New research from the Dublin Rape Crisis Centre shows the high level of acquittals in rape cases.
The research, carried out by Senator Ivana Bacik, of Trinity College Dublin's Law Department, with the support of the DPP's office and the Civil Legal Aid Board, examined 40 of the 59 rape cases tried in the Central Criminal Court between 2003 and 2009.
It showed that in over 47 percent of cases the accused was acquitted. Just under one third of cases were successfully convicted, with the remainder either awaiting trial or concluding nolle prosequi.
In 70 percent of the cases the judge allowed the defence to question the victim's previous sexual history - under what's known as a Section 3 application.
Ms Bacik said the research showed judges were inclined to allow this - often prejudicial -evidence be heard on the grounds of a woman's alleged promiscuity in many cases.

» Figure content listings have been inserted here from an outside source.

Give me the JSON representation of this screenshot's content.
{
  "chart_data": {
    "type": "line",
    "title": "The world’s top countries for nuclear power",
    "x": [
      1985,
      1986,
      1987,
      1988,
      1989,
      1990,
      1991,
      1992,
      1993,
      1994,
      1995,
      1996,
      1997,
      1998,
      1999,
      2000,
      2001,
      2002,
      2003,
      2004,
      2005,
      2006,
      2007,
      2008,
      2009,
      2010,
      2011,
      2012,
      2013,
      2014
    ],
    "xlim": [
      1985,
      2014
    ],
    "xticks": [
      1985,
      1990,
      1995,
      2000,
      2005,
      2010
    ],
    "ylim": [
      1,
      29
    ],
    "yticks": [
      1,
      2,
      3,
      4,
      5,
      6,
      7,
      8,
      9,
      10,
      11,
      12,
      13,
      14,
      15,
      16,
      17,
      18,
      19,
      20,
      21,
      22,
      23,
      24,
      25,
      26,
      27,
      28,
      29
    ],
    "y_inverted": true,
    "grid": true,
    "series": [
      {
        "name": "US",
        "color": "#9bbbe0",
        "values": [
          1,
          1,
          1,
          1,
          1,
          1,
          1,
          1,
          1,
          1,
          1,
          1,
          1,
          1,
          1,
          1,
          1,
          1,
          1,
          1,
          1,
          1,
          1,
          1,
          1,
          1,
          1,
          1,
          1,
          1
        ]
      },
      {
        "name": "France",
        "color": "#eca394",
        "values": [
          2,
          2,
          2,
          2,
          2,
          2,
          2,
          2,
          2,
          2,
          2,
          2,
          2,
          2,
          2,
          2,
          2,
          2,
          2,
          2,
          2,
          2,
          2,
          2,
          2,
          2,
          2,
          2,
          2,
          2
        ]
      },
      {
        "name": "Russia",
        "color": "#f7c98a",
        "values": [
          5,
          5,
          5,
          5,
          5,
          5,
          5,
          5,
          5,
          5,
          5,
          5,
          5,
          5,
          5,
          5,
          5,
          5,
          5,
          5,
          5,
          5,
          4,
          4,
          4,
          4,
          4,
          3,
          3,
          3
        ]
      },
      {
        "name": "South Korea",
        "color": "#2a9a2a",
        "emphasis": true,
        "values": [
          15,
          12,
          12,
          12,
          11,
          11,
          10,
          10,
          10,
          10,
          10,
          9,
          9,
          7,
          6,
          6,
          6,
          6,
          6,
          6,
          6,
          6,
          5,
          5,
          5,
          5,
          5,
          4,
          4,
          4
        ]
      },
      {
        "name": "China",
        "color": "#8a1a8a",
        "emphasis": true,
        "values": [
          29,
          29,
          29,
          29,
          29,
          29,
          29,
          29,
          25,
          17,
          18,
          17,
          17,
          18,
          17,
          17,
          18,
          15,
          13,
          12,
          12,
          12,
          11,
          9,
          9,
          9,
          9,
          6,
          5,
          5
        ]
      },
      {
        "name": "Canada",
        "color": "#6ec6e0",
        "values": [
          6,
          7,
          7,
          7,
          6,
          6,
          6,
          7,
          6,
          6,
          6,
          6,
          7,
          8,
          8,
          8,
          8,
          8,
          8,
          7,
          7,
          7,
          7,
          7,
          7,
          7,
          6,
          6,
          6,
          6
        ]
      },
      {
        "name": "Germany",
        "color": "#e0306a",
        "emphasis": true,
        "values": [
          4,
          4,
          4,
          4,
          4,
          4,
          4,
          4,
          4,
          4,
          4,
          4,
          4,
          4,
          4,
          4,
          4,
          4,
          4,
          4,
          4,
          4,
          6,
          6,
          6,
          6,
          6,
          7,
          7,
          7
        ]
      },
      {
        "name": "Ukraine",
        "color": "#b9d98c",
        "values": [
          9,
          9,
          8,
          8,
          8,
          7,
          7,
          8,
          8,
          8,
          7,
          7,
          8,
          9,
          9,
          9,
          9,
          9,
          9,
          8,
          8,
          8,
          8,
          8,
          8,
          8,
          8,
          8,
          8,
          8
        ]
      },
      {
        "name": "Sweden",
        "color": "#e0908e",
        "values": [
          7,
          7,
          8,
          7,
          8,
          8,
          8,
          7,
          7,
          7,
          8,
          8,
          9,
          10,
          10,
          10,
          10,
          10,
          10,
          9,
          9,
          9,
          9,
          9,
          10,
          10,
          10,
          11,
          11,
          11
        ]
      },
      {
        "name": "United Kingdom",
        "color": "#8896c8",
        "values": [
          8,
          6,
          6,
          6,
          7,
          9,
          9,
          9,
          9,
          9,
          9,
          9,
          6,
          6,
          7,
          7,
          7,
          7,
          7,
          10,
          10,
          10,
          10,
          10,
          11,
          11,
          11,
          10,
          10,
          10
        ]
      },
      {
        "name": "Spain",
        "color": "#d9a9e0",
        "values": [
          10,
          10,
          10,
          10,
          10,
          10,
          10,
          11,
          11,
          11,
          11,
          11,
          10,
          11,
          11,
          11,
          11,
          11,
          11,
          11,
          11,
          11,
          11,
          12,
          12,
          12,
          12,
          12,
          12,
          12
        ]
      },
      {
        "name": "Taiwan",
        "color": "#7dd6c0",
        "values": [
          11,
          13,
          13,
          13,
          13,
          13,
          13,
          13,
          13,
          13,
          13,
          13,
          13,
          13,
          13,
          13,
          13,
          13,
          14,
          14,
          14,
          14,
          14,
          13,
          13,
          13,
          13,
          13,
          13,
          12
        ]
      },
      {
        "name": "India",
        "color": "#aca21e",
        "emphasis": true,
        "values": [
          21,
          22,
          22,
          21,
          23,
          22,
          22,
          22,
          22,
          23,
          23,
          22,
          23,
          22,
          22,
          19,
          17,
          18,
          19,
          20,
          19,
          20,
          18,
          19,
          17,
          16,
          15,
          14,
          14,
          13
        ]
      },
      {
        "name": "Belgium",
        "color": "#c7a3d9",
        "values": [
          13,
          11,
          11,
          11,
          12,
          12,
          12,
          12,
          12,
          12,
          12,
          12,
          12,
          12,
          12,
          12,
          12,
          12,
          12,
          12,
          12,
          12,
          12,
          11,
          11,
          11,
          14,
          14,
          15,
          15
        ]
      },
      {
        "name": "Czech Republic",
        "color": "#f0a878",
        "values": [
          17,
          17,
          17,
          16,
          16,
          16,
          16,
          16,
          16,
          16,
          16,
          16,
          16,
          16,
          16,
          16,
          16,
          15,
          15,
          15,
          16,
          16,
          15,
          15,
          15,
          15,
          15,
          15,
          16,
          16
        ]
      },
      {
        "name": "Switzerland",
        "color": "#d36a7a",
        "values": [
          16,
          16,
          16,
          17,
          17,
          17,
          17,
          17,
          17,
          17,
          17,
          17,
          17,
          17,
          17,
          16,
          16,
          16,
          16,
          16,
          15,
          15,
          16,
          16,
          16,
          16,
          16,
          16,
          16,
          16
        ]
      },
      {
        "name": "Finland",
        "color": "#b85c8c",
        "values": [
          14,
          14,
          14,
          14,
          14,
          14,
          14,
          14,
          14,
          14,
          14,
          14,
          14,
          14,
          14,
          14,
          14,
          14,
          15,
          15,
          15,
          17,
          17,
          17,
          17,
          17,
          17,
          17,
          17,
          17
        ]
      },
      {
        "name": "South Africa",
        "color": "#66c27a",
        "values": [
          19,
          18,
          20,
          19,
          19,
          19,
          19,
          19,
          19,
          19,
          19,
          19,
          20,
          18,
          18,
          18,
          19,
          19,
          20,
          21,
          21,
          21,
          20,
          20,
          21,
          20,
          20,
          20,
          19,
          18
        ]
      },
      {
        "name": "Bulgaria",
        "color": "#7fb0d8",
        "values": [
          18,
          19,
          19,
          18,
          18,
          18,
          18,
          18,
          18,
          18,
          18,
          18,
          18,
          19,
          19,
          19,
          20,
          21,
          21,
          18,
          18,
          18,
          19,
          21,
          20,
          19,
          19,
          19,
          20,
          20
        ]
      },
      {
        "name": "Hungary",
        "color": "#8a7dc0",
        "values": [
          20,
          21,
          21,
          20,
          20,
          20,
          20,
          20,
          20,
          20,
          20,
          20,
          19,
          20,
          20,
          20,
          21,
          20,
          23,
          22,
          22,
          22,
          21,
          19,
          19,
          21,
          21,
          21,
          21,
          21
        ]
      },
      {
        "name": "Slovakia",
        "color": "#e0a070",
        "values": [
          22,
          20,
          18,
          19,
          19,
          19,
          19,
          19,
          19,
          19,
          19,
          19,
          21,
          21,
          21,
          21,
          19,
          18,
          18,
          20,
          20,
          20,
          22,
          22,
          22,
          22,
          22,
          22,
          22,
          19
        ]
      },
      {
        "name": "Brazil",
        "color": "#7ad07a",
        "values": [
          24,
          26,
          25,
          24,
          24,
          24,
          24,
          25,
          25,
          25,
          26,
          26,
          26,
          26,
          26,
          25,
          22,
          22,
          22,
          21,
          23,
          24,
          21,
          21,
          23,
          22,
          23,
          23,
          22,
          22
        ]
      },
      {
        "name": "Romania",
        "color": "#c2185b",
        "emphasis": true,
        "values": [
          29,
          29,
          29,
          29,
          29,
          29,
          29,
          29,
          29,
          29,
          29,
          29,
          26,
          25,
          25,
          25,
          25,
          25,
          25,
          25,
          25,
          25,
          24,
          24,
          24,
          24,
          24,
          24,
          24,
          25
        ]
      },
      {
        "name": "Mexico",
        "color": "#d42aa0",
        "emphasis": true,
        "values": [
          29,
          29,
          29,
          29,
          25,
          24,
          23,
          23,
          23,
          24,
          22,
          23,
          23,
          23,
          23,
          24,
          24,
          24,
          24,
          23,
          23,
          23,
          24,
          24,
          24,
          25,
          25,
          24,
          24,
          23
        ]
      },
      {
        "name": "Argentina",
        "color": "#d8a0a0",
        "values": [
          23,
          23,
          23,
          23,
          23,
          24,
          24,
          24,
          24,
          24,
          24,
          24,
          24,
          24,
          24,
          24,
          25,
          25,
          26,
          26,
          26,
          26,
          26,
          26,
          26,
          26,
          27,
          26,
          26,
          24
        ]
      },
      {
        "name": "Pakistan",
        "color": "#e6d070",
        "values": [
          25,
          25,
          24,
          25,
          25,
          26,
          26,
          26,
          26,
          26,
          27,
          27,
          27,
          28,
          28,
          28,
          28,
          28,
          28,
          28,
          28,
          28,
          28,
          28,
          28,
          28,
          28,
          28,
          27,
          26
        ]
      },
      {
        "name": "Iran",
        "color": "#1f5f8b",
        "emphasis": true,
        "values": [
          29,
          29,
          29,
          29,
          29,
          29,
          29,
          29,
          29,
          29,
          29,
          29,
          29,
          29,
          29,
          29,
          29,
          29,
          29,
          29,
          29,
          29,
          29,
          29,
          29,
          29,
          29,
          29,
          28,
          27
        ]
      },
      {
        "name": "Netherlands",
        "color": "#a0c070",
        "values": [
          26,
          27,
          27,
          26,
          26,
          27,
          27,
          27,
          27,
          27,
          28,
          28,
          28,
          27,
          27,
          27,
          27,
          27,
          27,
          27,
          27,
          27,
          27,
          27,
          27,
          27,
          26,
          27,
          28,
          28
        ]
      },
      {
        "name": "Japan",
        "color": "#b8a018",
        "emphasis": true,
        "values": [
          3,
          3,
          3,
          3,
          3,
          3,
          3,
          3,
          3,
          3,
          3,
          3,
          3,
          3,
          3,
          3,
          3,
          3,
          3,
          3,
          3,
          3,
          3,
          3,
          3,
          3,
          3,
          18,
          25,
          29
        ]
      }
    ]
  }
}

She has called for further research to see what impact these legal procedures are having on the outcomes of rape trials.
The Director of Public Prosecutions, James Hamilton, told RTÉ News the findings were interesting and demanded further study before any changes to the law would be considered.
The Dublin Rape Crisis Centre held today's conference to mark its 30th anniversary. The centre says while a lot has been done to support victims of rape, many still fear the criminal justice system.
Criminologist Paul O'Mahony of TCD told the conference that fewer than one in forty cases of rape end up being appropriately punished.